I don’t see why systems using an advanced methodology should not produce novel and new results when provided new data.

There is a lot of reactionary or even luddite responses to the direction we are headed with LLMs.

Sorry but I think we have very different perspectives here.

I assume you mean that LLMs can generate new insights in the sense of producing plausible results from new data or in the sense of producing plausible but previously unknown results from old data.

Both these things are definitely possible, but they are not necessarily (and in fact often not) good science.

Insights in science are not rare. There are trillions of plausible insights, and all can be backed by data. The real problem is the reverse: Finding a meaningful and useful finding in a sea of billion other ones.

LLMs learn from past data, and that means they will have more support for "boring", i.e. conventional hypotheses, which have precedent in training material. So I assume that while they can come up with novel hypotheses and results, these results will probably tend to conform to a (statistically defined) paradigm of past findings.

When they produce novel hypotheses or findings, it is unlikely that they will create genuinely meaningful AND true insights. Because if you randomly generate new ideas, almost all of them are wrong (see the papers I linked).

So in essence, LLMs should have a hard time doing real science, because real science is the complex task of finding unlikely, true, and interesting things.

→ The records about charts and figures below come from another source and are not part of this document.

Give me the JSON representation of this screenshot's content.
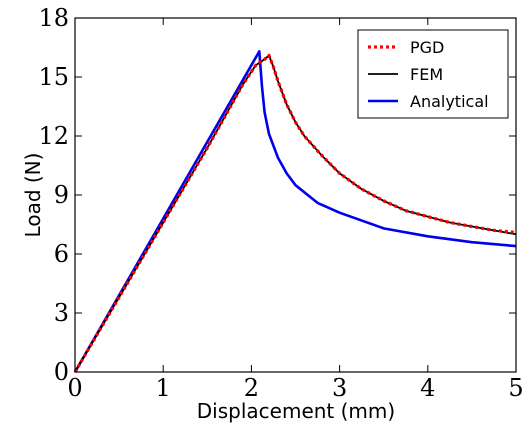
{
  "chart_data": {
    "type": "line",
    "title": "",
    "xlabel": "Displacement (mm)",
    "ylabel": "Load (N)",
    "xlim": [
      0,
      5
    ],
    "ylim": [
      0,
      18
    ],
    "xticks": [
      0,
      1,
      2,
      3,
      4,
      5
    ],
    "yticks": [
      0,
      3,
      6,
      9,
      12,
      15,
      18
    ],
    "grid": false,
    "legend": "top-right",
    "series": [
      {
        "name": "PGD",
        "color": "#ff0000",
        "style": "dotted",
        "x": [
          0,
          0.5,
          1.0,
          1.5,
          1.9,
          2.05,
          2.15,
          2.2,
          2.25,
          2.3,
          2.4,
          2.5,
          2.6,
          2.8,
          3.0,
          3.25,
          3.5,
          3.75,
          4.0,
          4.25,
          4.5,
          4.75,
          5.0
        ],
        "y": [
          0,
          3.8,
          7.6,
          11.4,
          14.6,
          15.6,
          15.9,
          16.1,
          15.5,
          14.8,
          13.6,
          12.7,
          12.0,
          11.0,
          10.1,
          9.3,
          8.7,
          8.2,
          7.9,
          7.6,
          7.4,
          7.2,
          7.1
        ]
      },
      {
        "name": "FEM",
        "color": "#000000",
        "style": "solid",
        "x": [
          0,
          0.5,
          1.0,
          1.5,
          1.9,
          2.05,
          2.15,
          2.2,
          2.25,
          2.3,
          2.4,
          2.5,
          2.6,
          2.8,
          3.0,
          3.25,
          3.5,
          3.75,
          4.0,
          4.25,
          4.5,
          4.75,
          5.0
        ],
        "y": [
          0,
          3.8,
          7.6,
          11.4,
          14.6,
          15.6,
          15.9,
          16.1,
          15.5,
          14.8,
          13.6,
          12.7,
          12.0,
          11.0,
          10.1,
          9.3,
          8.7,
          8.2,
          7.9,
          7.6,
          7.4,
          7.2,
          7.0
        ]
      },
      {
        "name": "Analytical",
        "color": "#0000ee",
        "style": "solid",
        "x": [
          0,
          0.5,
          1.0,
          1.5,
          2.0,
          2.09,
          2.12,
          2.15,
          2.2,
          2.3,
          2.4,
          2.5,
          2.75,
          3.0,
          3.5,
          4.0,
          4.5,
          5.0
        ],
        "y": [
          0,
          3.9,
          7.8,
          11.7,
          15.6,
          16.3,
          14.5,
          13.2,
          12.1,
          10.9,
          10.1,
          9.5,
          8.6,
          8.1,
          7.3,
          6.9,
          6.6,
          6.4
        ]
      }
    ]
  }
}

Have you personally used LLMs within agent frameworks that apply CoT and OPA patterns or others from cognitive architecture theories?

I’d be surprised if you have used LLMs beyond the classic chat based linear interface that is commonly used and still have the opinions you do.

In my opinion, once you combine RAG and agent frameworks with raw observational input data they can absolutely do real reasoning, analysis, and create new insights that are meaningful and will be considered genuine new science. This project/group we are discussing have practically proven this with their replication examples. The reason this is possible is because the LLM is not just taught how to repeat information but it can actually reason and analyze at a human level and beyond when utilizing it’s capabilities within a well designed cognitive architecture using agents.